L'article 28 du Code du travail du Québec stipule qu'un syndicat a le droit d'être accrédité par la province lorsque plus de 50% des travailleurs acceptent d'être représentés par le syndicat. Cette majorité peut être déterminée soit par un vote, soit par la signature d'une carte syndicale par plus de 50% des travailleurs.
Dans une lettre adressée au TAT, Amazon affirme que l'article 28 « viole le droit de ses employés à la liberté d'association en les privant potentiellement du droit de choisir leurs représentants ». La liberté d'association est un droit garanti par la Charte canadienne des droits et libertés qui inclut, entre autres, le droit des travailleurs à adhérer à un syndicat.
L'acharnement d'Amazon à défendre ses pratiques antisyndicales n'est plus à démontrer. Si le géant du commerce électronique perd son procès devant le TAT, il est peu probable qu'il laisse tomber l'affaire et pourrait faire appel devant des juridictions supérieures.

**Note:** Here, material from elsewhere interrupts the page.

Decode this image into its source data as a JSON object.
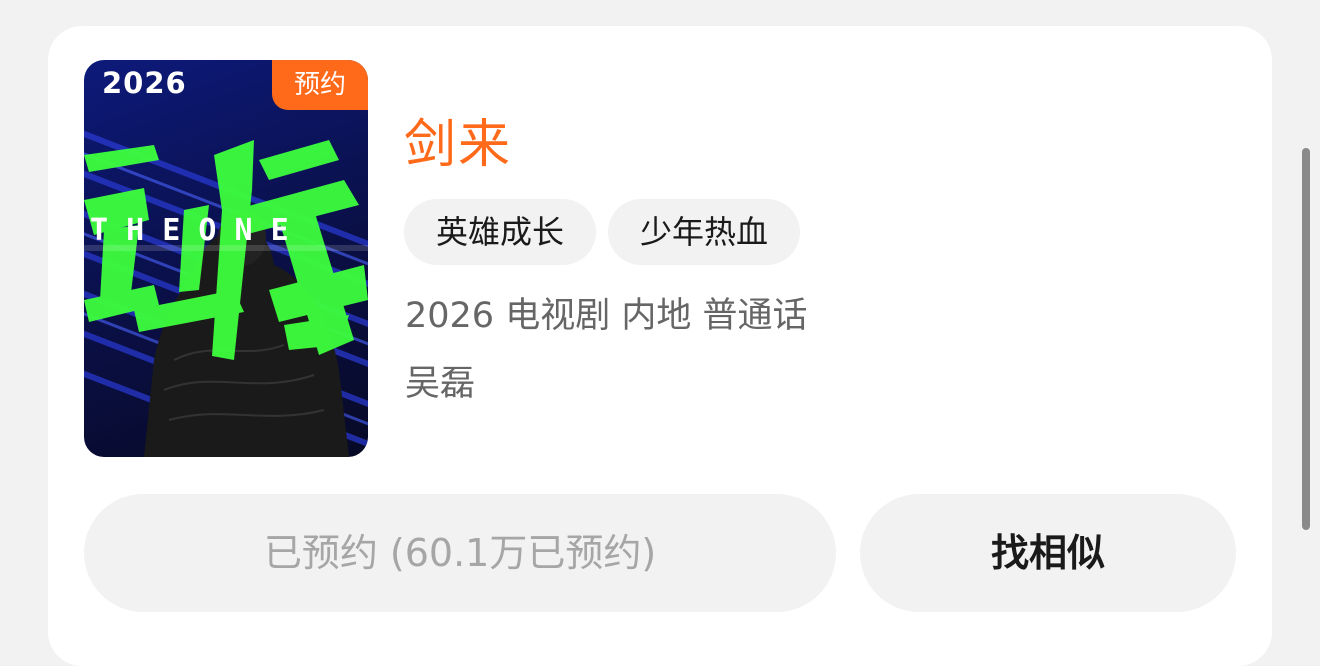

Si le recours constitutionnel aboutit devant la Cour suprême du Canada, une décision en faveur d'Amazon pourrait réinterpréter radicalement le droit constitutionnel des travailleurs à former des syndicats et rendre beaucoup plus difficile l'accréditation des syndicats.
Amazon a retenu les services de l'avocat Corrado de Stefano, un spécialiste de la lutte contre les syndicats qui a déjà représenté des entreprises telles que Walmart, Couche-Tard, l'université McGill et CN Rail lorsqu'elles se sont opposées à des syndicats.
L'affaire québécoise présente des similitudes avec un autre litige juridique aux États-Unis. En février de cette année, Amazon a répondu aux plaintes concernant ses tactiques de démantèlement des syndicats à Staten Island, dans l'État de New York, en soutenant que le National Labor Relations Board (NLRB) lui-même est inconstitutionnel.
Le NLRB est l'équivalent américain de l'ALT du Québec et des tribunaux chargés du droit du travail dans d'autres provinces, comme l'OLRB en Ontario.
Amazon n'est pas la première entreprise américaine à se défendre contre les plaintes des travailleurs en attaquant le NLRB pour des raisons constitutionnelles. Au cours des derniers mois, SpaceX, propriété d'Elon Musk, le géant des cafés Starbucks et la chaîne d'épicerie haut de gamme Trader Joe's ont invoqué des arguments similaires pour se défendre contre les accusations d'utiliser des tactiques illégales de démantèlement des syndicats.
Aux États-Unis, Amazon a fait appel au cabinet d'avocats Seyfarth Shaw, spécialisé dans la lutte contre les syndicats depuis près d'un siècle. Dans les années 1940, les avocats de Seyfarth Shaw ont rédigé la loi Taft-Hartley, une loi fédérale américaine qui restreint considérablement la capacité des syndicats à faire grève, à dresser des piquets de grève et à empêcher les licenciements.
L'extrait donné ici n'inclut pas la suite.